The UML2 project implements the UML metamodel version 2.4.  I have always said that a model is not complete without the constraints that determine what is a well-formed instance.  Well, now we can have our diagrams and our constraints, too!

The org.eclipse.uml2.uml plug-in now provides a DelegatingConstraintProvider class that adapts the constraints implemented by the UML metamodel's generated EValidator to the framework used by GMF editors.  An application like Papyrus registers this provider on the org.eclipse.emf.validation.constraintProviders extension point and binds it to its client context.  This works not only with the UML metamodel, itself, but any model described in UML and generated by the UML2 project's specialized EMF code generator.

The screenshot above shows the invocation of model validation on a Papyrus UML class diagram with some invalid structures:  a class specializing a component (incompatible metaclasses for generalization) and, more difficult to see, a redefinition relationship between associations ends in classes that aren't related by generalization.

And here we see the results of model validation reported in problems view and, where possible, in the diagram editor, thanks to the information provided by the validation framework about the objects that contribute to the problems.

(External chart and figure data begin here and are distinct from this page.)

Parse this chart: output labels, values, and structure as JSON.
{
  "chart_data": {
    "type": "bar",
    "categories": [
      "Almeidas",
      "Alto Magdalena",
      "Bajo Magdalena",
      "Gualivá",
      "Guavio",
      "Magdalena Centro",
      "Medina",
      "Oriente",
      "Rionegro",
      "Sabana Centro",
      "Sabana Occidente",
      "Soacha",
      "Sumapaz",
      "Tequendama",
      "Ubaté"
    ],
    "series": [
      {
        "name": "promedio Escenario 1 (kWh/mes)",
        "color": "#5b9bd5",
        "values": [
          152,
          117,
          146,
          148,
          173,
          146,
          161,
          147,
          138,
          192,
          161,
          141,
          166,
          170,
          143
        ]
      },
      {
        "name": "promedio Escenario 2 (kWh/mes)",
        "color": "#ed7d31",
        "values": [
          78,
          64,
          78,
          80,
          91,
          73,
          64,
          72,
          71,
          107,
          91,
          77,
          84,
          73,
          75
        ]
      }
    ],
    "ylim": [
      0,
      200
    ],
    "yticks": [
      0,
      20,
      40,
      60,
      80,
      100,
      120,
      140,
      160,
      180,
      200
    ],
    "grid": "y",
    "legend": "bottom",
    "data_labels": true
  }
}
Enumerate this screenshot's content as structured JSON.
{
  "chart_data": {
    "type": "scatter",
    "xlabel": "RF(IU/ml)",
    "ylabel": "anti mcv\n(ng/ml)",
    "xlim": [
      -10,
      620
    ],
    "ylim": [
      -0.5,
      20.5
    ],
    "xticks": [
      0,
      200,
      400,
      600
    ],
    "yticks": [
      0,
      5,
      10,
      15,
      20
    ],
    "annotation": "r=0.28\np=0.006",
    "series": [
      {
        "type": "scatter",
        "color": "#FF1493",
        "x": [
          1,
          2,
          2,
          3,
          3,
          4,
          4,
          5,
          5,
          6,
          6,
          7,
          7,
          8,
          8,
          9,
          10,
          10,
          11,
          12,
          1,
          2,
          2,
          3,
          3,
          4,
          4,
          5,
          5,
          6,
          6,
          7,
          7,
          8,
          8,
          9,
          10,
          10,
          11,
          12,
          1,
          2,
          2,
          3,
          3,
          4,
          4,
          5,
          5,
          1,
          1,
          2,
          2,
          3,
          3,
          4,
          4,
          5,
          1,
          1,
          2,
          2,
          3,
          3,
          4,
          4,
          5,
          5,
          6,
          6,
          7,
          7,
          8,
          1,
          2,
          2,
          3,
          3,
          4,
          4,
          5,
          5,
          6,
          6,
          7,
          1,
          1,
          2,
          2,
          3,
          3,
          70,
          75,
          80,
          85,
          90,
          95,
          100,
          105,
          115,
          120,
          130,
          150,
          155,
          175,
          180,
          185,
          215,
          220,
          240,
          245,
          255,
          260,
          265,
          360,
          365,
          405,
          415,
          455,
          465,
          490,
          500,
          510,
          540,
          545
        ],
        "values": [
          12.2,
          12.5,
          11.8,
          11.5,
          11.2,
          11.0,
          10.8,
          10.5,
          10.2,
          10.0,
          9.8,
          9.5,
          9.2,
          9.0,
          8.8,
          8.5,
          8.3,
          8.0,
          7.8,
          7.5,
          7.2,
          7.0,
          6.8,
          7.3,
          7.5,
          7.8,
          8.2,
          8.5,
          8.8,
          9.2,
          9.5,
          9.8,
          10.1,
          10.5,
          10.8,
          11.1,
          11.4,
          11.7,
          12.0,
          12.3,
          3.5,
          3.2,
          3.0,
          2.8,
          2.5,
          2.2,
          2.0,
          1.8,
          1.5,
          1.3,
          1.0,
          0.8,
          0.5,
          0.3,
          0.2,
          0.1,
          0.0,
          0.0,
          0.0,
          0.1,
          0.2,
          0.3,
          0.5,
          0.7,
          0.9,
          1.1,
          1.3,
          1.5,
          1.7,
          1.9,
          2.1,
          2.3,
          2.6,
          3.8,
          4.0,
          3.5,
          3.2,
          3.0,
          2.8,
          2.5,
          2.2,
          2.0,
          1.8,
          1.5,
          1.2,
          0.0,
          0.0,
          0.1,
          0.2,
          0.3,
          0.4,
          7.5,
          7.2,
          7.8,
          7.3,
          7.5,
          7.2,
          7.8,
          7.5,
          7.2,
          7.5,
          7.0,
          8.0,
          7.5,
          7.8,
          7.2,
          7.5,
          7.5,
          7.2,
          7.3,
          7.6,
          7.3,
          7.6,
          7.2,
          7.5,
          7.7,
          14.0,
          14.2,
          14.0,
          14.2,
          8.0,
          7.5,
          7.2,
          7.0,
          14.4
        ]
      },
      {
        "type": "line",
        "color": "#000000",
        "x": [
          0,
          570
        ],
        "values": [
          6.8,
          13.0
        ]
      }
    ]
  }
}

There are a few customization options available to adopters of this constraint provider, including:

  • defining a category to group the constraints in the Model Validation preference page
  • substituting the default registered EValidator with some other implementation
  • providing a custom label provider for the presentation of model elements in problem messages

It's a small feature but a significant piece of a complete modelling story.  For more details, see bug 373643 in the Eclipse Bugzilla database.